Click Enable to activate the announcement. It appears at the top of every Jira page for all users (or restricted users, depending on your visibility setting).

Step 4 — Manage your announcement library

Unlike the native banner, Modern Announcement Banner lets you save multiple announcements. This is useful for:

  • Maintenance windows — prepare the announcement in advance, enable it when the window starts
  • Recurring events — save announcements for standing meetings or scheduled downtimes and reuse them
  • Emergency responses — keep pre-written security alert templates ready for quick activation

Only one banner can be active at a time, but switching between saved announcements takes one click.

Key features comparison

FeatureNative Jira BannerModern Announcement Banner
Rich text formattingNo (plain text only)No (plain text with emojis)
Multiple saved bannersNo (one at a time)Yes (library of saved announcements)
Dismissible by usersNoYes
Public/private visibilityYesYes
One-click switchingNoYes (switch between saved banners)
Banner historyNoSaved in your announcement library
Setup time1 minute2 minutes (first time), 1 click after that
CostFree (built-in)Paid with free trial

Best Practices for Announcement Banners

Keep messages short and actionable

A banner that contains a wall of text gets ignored. Write banners that answer three questions in under 200 characters:

  • What is happening?
  • When is it happening?
  • What should users do?

Bad: "Please be advised that the engineering team will be performing scheduled maintenance on the Jira and Confluence infrastructure this weekend.
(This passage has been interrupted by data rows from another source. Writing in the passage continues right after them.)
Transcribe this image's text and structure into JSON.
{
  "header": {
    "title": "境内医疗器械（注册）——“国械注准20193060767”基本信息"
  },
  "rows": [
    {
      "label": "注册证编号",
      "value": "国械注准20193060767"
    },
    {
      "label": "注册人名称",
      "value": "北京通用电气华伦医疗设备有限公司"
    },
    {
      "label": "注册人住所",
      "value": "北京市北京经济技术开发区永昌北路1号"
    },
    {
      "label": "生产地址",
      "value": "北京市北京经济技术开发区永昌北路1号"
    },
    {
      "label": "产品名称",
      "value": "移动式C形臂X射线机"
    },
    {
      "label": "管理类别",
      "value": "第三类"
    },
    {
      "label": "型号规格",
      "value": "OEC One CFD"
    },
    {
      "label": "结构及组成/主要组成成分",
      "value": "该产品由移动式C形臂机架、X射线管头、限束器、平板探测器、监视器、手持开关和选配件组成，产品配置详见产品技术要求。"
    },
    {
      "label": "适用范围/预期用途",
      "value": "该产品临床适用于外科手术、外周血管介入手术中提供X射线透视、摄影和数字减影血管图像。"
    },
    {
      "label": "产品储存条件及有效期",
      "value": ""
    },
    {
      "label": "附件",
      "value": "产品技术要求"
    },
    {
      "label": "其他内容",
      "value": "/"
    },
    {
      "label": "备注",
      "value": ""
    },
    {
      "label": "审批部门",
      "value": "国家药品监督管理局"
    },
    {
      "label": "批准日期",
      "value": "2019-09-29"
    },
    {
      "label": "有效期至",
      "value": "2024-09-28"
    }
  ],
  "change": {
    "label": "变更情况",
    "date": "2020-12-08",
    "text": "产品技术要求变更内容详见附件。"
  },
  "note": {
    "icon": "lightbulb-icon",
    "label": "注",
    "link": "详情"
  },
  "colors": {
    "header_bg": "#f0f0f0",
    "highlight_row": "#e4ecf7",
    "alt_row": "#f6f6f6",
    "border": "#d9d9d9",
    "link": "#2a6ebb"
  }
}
During this time, you may experience intermittent connectivity issues. We apologize for any inconvenience."

Good: "Scheduled maintenance: Sat May 24, 2-6 AM UTC. Jira and Confluence may be unavailable. Save your work before 2 AM."

Disable banners promptly

An announcement banner that stays live for weeks after the event has passed trains users to ignore banners entirely. Set a calendar reminder to disable the banner when the announcement is no longer relevant.

With Modern Announcement Banner, you can prepare the "disable" action in advance by saving a blank announcement that you enable when the event passes.

Use dismissible banners for non-critical notices

If an announcement is important but not critical (for example, "New feature available in the reporting dashboard"), make it dismissible. Users who have already seen it can dismiss it, reducing banner fatigue. Reserve non-dismissible banners for critical events like security incidents or mandatory policy changes.

Reserve banners for truly important information

Announcement banners are a high-visibility, limited-use channel. If you use them for every minor update, users start treating them as visual noise. Use banners for:

  • Maintenance windows and outages
  • Security alerts and policy changes
  • Mandatory actions (password resets, compliance training)
  • Company-wide events

Use other channels (Slack, email, Confluence pages) for everything else.

Coordinate across platforms

If you are announcing a maintenance window that affects both Jira and Confluence, post banners in both platforms. A user who only sees the Jira banner might assume Confluence is unaffected.